Ce matin, je me suis réveillée bien avant que le premier rayon de soleil ne traverse mon volet. Aujourd’hui, c’est le premier jour du reste de ma vie. J’entends des chuchotements et des petits pas de souris dans le couloir. J’esquisse un sourire, en fermant les yeux, je fais semblant d’être plongée dans un profond sommeil. Tellement prévisible, la porte de ma chambre s’ouvre, deux bêtes sauvages se jettent sur moi en hurlant de joie :
— Happy birthday, Mère. You are 50 today !
Je bondis sur mes jambes, brandis mon bras en l’air, et le poing levé, je m’exclame :
— 50 is the new 30 !
Lou et Jolie s’écroulent de rire et se joignent à ma folie. Nous sautons sur mon matelas à ressorts, effet trampoline garanti. Je suis une maman célibataire. Nous c’est une pour toutes et toutes pour une. Pourquoi est-ce que j’affirme que la cinquantaine c’est la nouvelle trentaine ? Est-ce que je refuse de vieillir, ou suis-je à la recherche de ma jeunesse perdue ? Point du tout. C’est juste parce que j’aime le chiffre 30. Je pouvais choisir n’importe quel autre nombre, par exemple 36, qui est un très bon chiffre. À l’aube de mes 50 ans, je réalise que vieillir est un privilège qui n’est pas accessible à tout le monde. Je suis heureuse d’avoir 50 ans. Un demi-siècle. Cinq décennies. 18 250 jours ! Jolie me tend un paquet joliment emballé dans un papier de riz chinois fait-maison.
— Mère, nous avons fabriqué un cadeau pour toi.
Je déchire l’emballage.
— Oh, un cadre en pâte à sel, et une photo… Je fais une pause, prends une profonde respiration, avant de poursuivre.
— Une photo de mes parents et moi à notre arrivée en Belgique.
Je sens que mes yeux commencent à me piquer.
— Tu aimes la photo que l’on a choisie ? Lou, 13 ans, 1,76 m de douceur se glisse entre mes bras.

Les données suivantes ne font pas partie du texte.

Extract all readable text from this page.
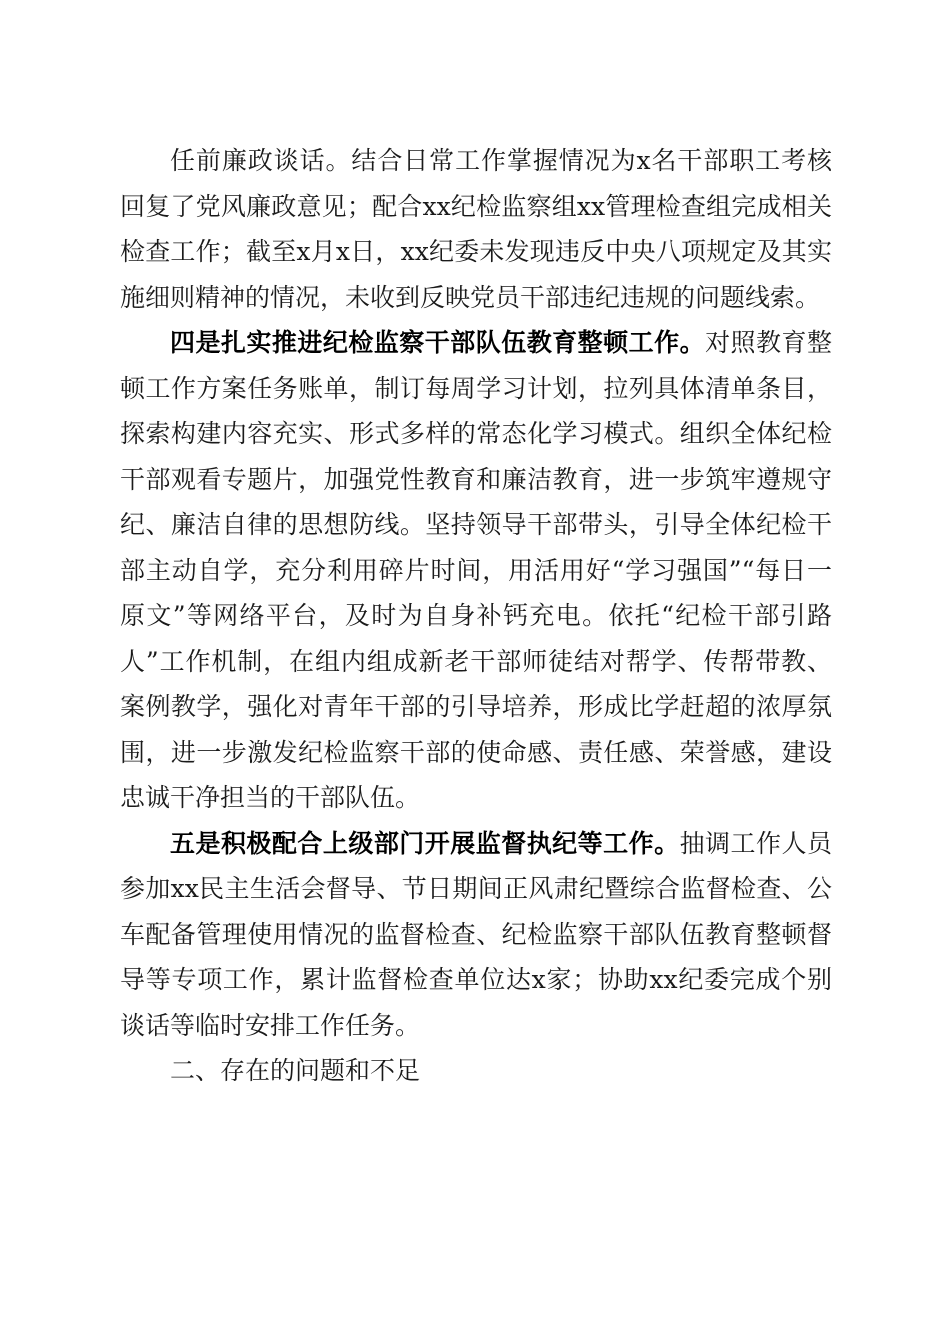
任前廉政谈话。结合日常工作掌握情况为x名干部职工考核回复了党风廉政意见；配合xx纪检监察组xx管理检查组完成相关检查工作；截至x月x日，xx纪委未发现违反中央八项规定及其实施细则精神的情况，未收到反映党员干部违纪违规的问题线索。

四是扎实推进纪检监察干部队伍教育整顿工作。对照教育整顿工作方案任务账单，制订每周学习计划，拉列具体清单条目，探索构建内容充实、形式多样的常态化学习模式。组织全体纪检干部观看专题片，加强党性教育和廉洁教育，进一步筑牢遵规守纪、廉洁自律的思想防线。坚持领导干部带头，引导全体纪检干部主动自学，充分利用碎片时间，用活用好“学习强国”“每日一原文”等网络平台，及时为自身补钙充电。依托“纪检干部引路人”工作机制，在组内组成新老干部师徒结对帮学、传帮带教、案例教学，强化对青年干部的引导培养，形成比学赶超的浓厚氛围，进一步激发纪检监察干部的使命感、责任感、荣誉感，建设忠诚干净担当的干部队伍。

五是积极配合上级部门开展监督执纪等工作。抽调工作人员参加xx民主生活会督导、节日期间正风肃纪暨综合监督检查、公车配备管理使用情况的监督检查、纪检监察干部队伍教育整顿督导等专项工作，累计监督检查单位达x家；协助xx纪委完成个别谈话等临时安排工作任务。

二、存在的问题和不足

Je fais signe affirmatif de la tête et la rapproche plus près de mon visage. Ma vue a baissé, elle est en harmonie avec mon nouvel âge. Quarante ans se sont écoulés en un battement de cils. Ma famille et moi venions d’arriver à Bruxelles comme réfugiés politiques. La Belgique nous avait attribué un logement social, à côté de la gare du Nord. De ma fenêtre, en tendant le bras, j’aurais presque pu toucher les trains. Sur cette photo, prise devant notre nouvelle demeure, je posais fièrement avec mes parents. C’était l’hiver. Et je portais des tongs made in Vietnam. Le froid sciait mes pieds comme la scie d’un bûcheron. Et pourtant, je ne m’étais jamais plainte, car je savais que mes parents étaient plus pauvres que pauvres. Ils avaient à peine de quoi payer les courses. Je ne leur réclamais ni vêtements ni jouets. Toutes ces choses nous étaient inaccessibles. Papa se tenait droit, comme s’il était encore un mandarin à la cour impériale alors qu’il était devenu plongeur dans un fast-food grec, près de la Grand-Place. Maman, fidèle à elle-même, affichait un sourire discret, mais si élégant. D’un côté, elle tenait le caddy et de l’autre, gardait ma main bien dans la sienne. Elle avait mon âge d’aujourd’hui. A 50 ans, ma mère commençait une nouvelle vie dans un pays culturellement si différent du sien. Elle ne parlait que le vietnamien, alors qu’à Bruxelles, pour n’importe quel travail, il fallait être bilingue : français et néerlandais. J’ignore où elle avait puisé ses forces pour réussir à faire de moi la femme indépendante que je suis devenue. Ma mère était le tronc généreux d’un arbre sur lequel j’ai poussé. J’aimerais que, de mes branches, poussent les plus rares des fleurs.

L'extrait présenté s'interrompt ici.